EPX Reports 19% ARR Growth and $18.6m ACV in H1 FY26
EPX Limited reported a solid first half of FY2026 with a 10.4% rise in Annual Contract Value and a 19.3% jump in Annual Recurring Revenue, despite an underlying EBITDA loss. The recent acquisition of Wattwatchers expands EPX’s energy monitoring capabilities and revenue base.

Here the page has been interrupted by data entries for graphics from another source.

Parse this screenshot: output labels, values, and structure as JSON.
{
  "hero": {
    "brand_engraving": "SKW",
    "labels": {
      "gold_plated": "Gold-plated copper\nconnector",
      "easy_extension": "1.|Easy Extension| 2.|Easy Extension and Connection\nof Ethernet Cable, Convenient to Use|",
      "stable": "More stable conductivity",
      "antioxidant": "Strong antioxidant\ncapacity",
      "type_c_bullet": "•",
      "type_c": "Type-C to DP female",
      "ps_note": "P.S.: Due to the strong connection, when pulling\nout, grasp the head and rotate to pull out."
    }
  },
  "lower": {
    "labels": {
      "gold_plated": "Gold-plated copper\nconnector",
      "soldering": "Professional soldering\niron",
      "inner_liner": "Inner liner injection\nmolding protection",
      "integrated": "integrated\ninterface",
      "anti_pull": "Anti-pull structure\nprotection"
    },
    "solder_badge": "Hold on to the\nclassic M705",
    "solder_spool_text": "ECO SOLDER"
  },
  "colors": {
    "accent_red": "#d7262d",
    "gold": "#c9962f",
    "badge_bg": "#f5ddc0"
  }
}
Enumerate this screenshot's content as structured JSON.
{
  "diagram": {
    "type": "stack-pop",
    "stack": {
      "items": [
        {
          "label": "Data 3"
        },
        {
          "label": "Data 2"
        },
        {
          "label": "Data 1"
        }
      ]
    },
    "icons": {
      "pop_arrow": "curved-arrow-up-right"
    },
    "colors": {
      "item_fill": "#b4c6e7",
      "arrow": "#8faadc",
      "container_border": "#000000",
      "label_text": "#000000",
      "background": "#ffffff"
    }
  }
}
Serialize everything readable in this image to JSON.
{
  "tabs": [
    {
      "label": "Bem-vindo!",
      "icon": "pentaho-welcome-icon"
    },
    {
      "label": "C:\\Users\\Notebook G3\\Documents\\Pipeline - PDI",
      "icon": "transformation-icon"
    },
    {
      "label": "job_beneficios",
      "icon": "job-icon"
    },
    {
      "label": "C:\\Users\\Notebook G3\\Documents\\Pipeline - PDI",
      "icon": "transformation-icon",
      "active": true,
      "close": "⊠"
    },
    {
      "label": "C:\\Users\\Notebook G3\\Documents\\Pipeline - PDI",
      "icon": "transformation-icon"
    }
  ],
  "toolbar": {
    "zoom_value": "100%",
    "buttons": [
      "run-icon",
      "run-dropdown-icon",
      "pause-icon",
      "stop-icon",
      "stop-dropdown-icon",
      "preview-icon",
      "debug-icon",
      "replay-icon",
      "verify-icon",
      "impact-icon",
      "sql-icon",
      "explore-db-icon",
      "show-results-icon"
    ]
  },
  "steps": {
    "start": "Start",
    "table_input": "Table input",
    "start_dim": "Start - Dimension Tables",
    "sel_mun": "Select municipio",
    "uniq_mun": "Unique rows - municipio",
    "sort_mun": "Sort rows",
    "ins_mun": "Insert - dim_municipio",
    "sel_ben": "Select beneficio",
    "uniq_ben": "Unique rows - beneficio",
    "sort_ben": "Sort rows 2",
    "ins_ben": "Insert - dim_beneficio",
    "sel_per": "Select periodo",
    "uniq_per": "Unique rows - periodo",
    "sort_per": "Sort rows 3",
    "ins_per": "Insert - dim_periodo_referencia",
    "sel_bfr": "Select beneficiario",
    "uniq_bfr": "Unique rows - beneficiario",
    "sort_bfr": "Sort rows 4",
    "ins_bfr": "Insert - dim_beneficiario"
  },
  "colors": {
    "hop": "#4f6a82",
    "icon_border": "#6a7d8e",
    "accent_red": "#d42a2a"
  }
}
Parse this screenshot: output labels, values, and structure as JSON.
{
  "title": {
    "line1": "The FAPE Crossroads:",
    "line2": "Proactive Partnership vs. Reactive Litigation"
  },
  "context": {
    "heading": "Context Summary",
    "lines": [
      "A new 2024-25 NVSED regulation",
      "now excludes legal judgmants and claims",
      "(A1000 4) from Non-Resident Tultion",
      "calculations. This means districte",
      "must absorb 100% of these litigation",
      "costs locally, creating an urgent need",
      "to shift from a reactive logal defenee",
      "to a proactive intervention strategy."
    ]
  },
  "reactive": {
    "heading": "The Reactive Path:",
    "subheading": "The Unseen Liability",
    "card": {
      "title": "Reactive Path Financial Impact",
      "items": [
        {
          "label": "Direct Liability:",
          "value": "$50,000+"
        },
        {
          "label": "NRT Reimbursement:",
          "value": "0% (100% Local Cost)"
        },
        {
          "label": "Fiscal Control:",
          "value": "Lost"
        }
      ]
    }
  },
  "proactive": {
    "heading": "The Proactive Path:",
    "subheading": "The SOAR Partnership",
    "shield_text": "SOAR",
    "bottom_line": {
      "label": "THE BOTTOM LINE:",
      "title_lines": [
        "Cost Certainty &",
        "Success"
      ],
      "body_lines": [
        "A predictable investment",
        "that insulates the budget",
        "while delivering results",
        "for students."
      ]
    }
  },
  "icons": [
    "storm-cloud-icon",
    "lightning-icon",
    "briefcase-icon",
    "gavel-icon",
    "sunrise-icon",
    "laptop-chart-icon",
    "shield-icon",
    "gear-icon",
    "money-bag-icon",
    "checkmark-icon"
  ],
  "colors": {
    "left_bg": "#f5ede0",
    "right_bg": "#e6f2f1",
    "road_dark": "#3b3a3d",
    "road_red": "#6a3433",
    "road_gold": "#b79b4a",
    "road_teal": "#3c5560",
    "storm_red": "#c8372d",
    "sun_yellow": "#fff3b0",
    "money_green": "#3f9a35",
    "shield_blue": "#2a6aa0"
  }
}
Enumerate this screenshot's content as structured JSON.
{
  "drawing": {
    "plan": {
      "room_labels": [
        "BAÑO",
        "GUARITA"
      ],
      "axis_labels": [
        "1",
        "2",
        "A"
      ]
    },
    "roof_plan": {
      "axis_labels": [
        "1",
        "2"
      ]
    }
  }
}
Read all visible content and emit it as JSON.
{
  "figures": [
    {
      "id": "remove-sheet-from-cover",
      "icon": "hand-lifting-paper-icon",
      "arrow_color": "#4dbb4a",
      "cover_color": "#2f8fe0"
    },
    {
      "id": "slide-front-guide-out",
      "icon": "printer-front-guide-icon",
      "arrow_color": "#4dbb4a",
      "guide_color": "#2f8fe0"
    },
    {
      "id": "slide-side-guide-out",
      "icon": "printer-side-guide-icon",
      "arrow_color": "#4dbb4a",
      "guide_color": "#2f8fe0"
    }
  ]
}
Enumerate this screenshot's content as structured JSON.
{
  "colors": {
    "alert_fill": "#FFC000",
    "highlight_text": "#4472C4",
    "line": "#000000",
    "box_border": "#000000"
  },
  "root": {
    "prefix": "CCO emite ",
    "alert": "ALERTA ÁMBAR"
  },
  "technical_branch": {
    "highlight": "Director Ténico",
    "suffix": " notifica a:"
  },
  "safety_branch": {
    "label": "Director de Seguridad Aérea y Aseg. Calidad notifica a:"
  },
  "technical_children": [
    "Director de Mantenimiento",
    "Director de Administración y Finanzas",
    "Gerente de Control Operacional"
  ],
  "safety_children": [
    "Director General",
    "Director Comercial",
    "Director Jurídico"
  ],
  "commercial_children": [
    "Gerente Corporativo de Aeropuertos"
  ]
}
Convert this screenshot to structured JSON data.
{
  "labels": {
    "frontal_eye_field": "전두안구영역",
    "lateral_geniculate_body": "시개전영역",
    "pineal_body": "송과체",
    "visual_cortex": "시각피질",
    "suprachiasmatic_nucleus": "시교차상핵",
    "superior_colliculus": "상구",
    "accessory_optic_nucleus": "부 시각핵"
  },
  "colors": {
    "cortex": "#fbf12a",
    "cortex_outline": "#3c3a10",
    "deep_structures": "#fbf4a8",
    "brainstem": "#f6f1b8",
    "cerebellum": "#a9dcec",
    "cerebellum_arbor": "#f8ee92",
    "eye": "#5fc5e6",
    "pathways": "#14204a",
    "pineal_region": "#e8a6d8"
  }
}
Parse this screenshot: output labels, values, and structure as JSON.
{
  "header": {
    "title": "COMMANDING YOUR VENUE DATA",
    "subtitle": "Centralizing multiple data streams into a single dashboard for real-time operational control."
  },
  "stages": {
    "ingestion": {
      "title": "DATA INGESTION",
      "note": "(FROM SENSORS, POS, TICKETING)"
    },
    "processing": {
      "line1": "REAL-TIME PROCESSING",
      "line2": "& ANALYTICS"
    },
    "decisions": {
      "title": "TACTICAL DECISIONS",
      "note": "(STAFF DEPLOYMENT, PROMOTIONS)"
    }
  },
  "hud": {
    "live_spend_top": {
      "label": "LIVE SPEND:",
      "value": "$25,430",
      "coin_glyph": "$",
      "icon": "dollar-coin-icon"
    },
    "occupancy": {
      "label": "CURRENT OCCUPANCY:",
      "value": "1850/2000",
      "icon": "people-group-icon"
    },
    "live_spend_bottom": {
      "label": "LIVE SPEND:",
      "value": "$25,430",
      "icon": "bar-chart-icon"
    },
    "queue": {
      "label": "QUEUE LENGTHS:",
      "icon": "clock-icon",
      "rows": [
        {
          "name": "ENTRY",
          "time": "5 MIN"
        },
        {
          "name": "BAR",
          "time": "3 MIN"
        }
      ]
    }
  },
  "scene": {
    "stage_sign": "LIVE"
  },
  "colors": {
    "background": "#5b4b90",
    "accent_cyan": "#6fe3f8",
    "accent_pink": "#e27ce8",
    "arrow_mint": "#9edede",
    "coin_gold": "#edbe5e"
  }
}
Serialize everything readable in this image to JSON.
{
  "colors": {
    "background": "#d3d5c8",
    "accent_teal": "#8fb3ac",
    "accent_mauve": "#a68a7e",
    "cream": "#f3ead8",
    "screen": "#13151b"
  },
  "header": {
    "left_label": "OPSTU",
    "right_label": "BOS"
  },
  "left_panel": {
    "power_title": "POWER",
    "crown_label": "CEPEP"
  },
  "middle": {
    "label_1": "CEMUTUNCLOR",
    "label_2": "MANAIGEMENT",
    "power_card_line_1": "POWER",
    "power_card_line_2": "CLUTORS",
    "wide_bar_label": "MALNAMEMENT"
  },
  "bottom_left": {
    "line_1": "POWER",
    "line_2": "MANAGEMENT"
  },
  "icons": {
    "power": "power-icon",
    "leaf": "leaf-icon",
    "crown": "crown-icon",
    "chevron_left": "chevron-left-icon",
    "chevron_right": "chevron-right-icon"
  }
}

- Annual Contract Value (ACV) increased 10.4% to $18.6 million
- Annual Recurring Revenue (ARR) rose 19.3% to $16.7 million
- Underlying EBITDA loss narrowed to $0.4 million amid growth investments
- Acquisition of Wattwatchers adds $2-3 million in ARR
- Operating cash flow impacted by timing delays, resulting in $1.1 million outflow
Strong Growth in Contracted Revenue
EPX Limited (ASX: EPX), a leader in building energy efficiency platforms, has delivered encouraging results for the six months ended 31 December 2025. The company reported a 10.4% increase in Annual Contract Value (ACV) to $18.6 million, reflecting the growing demand for its EDGE platform and services. More notably, Annual Recurring Revenue (ARR) surged 19.3% to $16.7 million, underscoring the successful conversion of contracted deals into billable revenue streams.
This growth was driven by several key contract wins, including a renewed tender with Great Western Railway in the UK, which doubled its ACV contribution to $0.8 million, and expansion into the UAE healthcare sector with 10 hospitals adding approximately $0.7 million in ACV. EPX also secured new retail portfolio contracts in Australia, further diversifying its customer base.
Investment and Transformation Impact EBITDA
Despite the revenue growth, EPX recorded an underlying EBITDA loss of $0.4 million. This reflects the company’s ongoing investment in growth initiatives, including rebranding, integrating newly acquired technology, and expanding its sales and product teams. Notably, EPX hired a UK Chief Sales Officer and senior sales executives to strengthen its market presence.
Operating expenses rose 7% to $7.7 million, driven by increased commissions, wages, and restructuring costs related to aligning resources with growth priorities. The company is shifting towards a performance-based remuneration model to incentivise sales success and operational efficiency.
Cash Flow Timing Delays and Legal Recoveries
EPX’s operating cash flow was negative $1.1 million, primarily due to timing delays in revenue collection. Approximately $0.7 million of receipts were deferred, including invoices from a major global facility manager and customer renewals, all expected to be collected in the second half of FY2026. Additionally, $0.2 million is anticipated from a favourable UAE court judgement related to outstanding receivables, highlighting EPX’s proactive management of credit risks in challenging markets.
Strategic Acquisition of Wattwatchers
In December 2025, EPX completed the acquisition of Wattwatchers Pty Limited, an Australian company specialising in real-time energy monitoring solutions. The $1 million deal, partly settled in cash and partly in shares, brings an estimated $2-3 million in ARR from commercial and wholesale customers, complementing EPX’s existing offerings and expanding its addressable market.
EPX’s CFO Patrick Harsas emphasised that the acquisition enhances the company’s product breadth and opens new revenue streams, while operational efficiencies are expected to reduce time to cash. The integration of Wattwatchers’ technology with EPX’s EDGE platform positions the company well for sustained growth.
Looking Ahead
EPX is focused on accelerating ARR conversion and achieving EBITDA positivity in the near term. The company’s recent contract wins and expanded capabilities through acquisition underpin a confident outlook. A webinar to discuss the H1 FY26 results is scheduled for 19 March 2026, where management will provide further insights into growth strategies and financial performance.
Bottom Line?
EPX’s growth momentum and strategic acquisition set the stage for a pivotal second half focused on profitability and cash flow recovery.
Questions in the middle?
- How quickly will new ACV wins convert into sustained cash flow and EBITDA profitability?
- What synergies and cost savings will emerge from the Wattwatchers integration?
- How will EPX manage credit risk and payment timing in volatile markets like the UAE?